Nel primo capitolo del libro Alessio Berna, utilizzando le ricerche
compiute per la sua tesi di laurea in scienze politiche,, traccia un
lucido profilo storico della produzione serica in area veneta dal seicento
ai nostri giorni, con particolare riferimento a Valdobbiadene: utile,
anzi indispensabile introduzione alla materia dell'opera.
Segue, in altri sette capitoli, la storia della Piva, dall'avvio ad
opera del fondatore Pietro Piva, al successivo sviluppo realizzato dal
figlio Sigismondo, che darà il nome alla ditta, e dai suoi successori
in famiglia (non tutti in linea diretta), con un percorso che vedrà
negli anni il passaggio - vedi il titolo del libro -"Dal filato
al manufatto", cioè dal primo filatoio a un vero e proprio
sistema di filande, a industria di produzione di manufatti serici (calze,
corsetteria ...):
nell'assiduo impegno di aggiornare i processi produttivi e di differenziare
la produzione stessa, per seguire e, ove possibile, anche precedere
l'evoluzione delle mode e dei gusti, e le conseguenti oscillazioni dei
mercati. Il successo per lungo tempo arride alla Piva, ma il trascorrere
degli anni, con le catastrofi che investono l'intera nazione - due guerre,
e la prima di esse con l'invasione, che porta Valdobbiadene ai limiti
dell 'estrema rovina - lascia il segno sulla gloriosa industria, alla
quale ad un certo punto non basterà per far fronte alla cangiante
irregolarità dei mercati, alla concorrenza internazionale, allo
stesso irrompere delle fibre artificiali, affidarsi a nuove produzioni,
adottare nuovi marchi, puntare sul potere nascente della pubblicità,
e infine tentare la via dell'integrazione con nuove energie e nuovi
soci, magari di gran nome: l'inesorabilità della parabola porta
alla fine la Piva ad essere incorporata in altra società (27
febbraio 1989); e seguirà poco dopo, il 25 maggio 1992, il fallimento
della società incorporante.
Una morte, com'è normale per tutte le morti, malinconica.

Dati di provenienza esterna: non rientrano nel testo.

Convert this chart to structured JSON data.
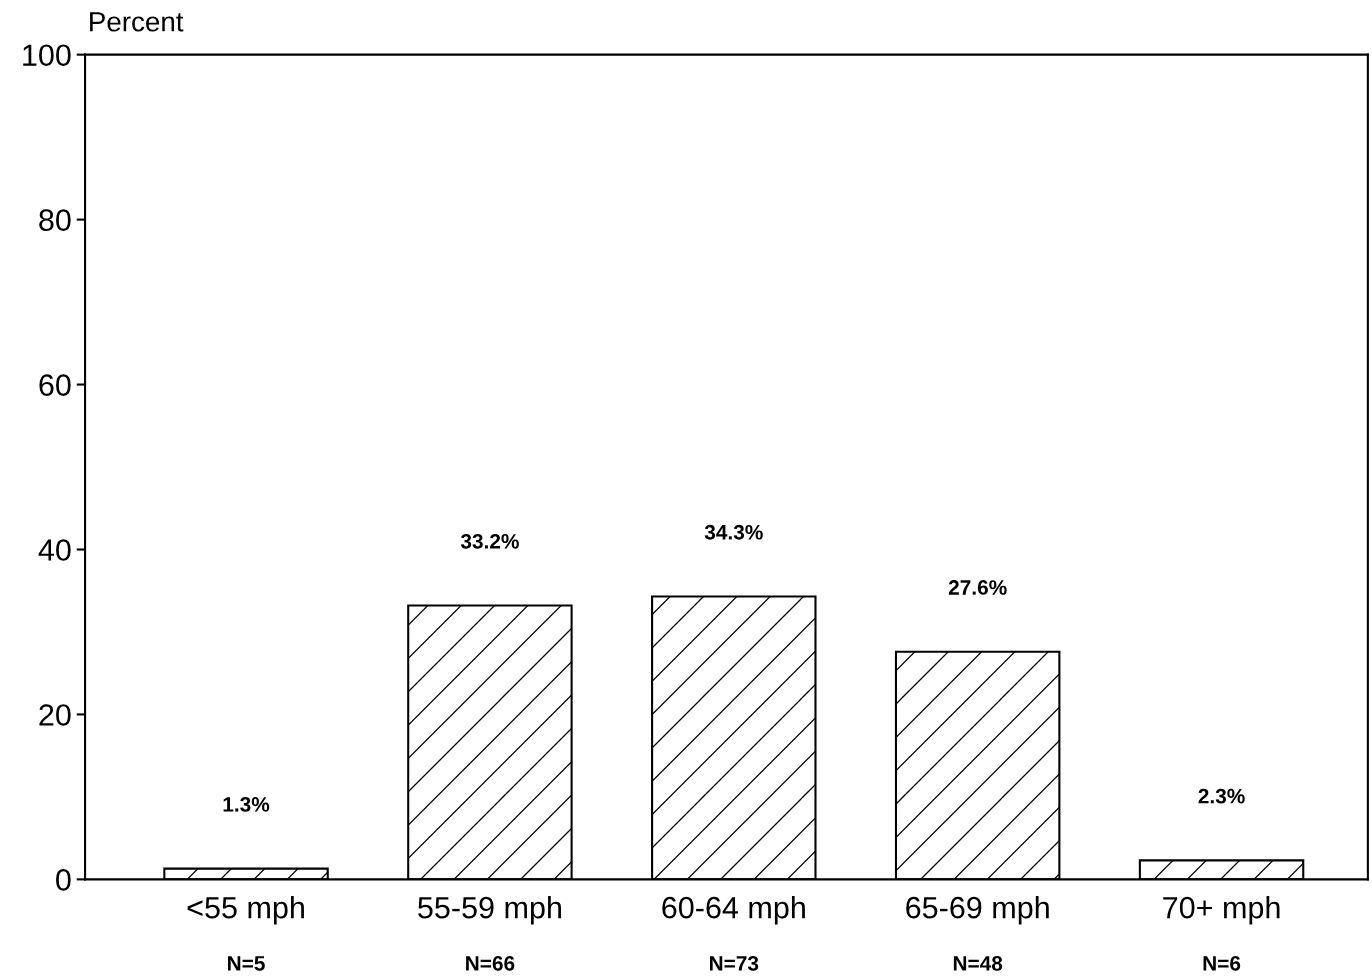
{
  "chart_data": {
    "type": "bar",
    "ylabel": "Percent",
    "categories": [
      "<55 mph",
      "55-59 mph",
      "60-64 mph",
      "65-69 mph",
      "70+ mph"
    ],
    "values": [
      1.3,
      33.2,
      34.3,
      27.6,
      2.3
    ],
    "value_labels": [
      "1.3%",
      "33.2%",
      "34.3%",
      "27.6%",
      "2.3%"
    ],
    "color": "#ffffff",
    "ylim": [
      0,
      100
    ],
    "yticks": [
      0,
      20,
      40,
      60,
      80,
      100
    ],
    "grid": false,
    "legend": false,
    "annotations": [
      "N=5",
      "N=66",
      "N=73",
      "N=48",
      "N=6"
    ]
  }
}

Ma
la biografia è la storia di una vita, e la Piva resta, nella
memoria dei luoghi, soprattutto come organismo vivente, che ha accompagnato
- e sorretto, e promosso - la vita della comunità: in questo
senso suonano le voci dei testimoni dei vari momenti di essa, che Scalco
giustamente registra (ed è la parte più bella del libro,
che si vorrebbe anche più ricca). Si può dire, insomma,
che ci troviamo di fronte ad una pagina di storia di Valdobbiadene,
vista da una particolare angolatura, che la rende perfino più
interessante, certo non scontata.
Mi chiedo, da vittoriese che ha assistito alla "morte" di
numerose piccole industrie "storiche" di questa città,
se non sia possibile che qualcuno - magari qualche giovane studioso
del luogo, o anche gli stessi autori del libro di cui stiamo trattando
- ne tracci le "biografie". E lo stesso discorso si potrebbe
fare per altre industrie scomparse, nell'intera zona della Comunità
Montana, negli ultimi decenni. Sarebbe un approccio interessante e utile
alla storia recente di questi luoghi. E potrebbe essere anche una salutare
lezione per i nostri conterranei del Duemila.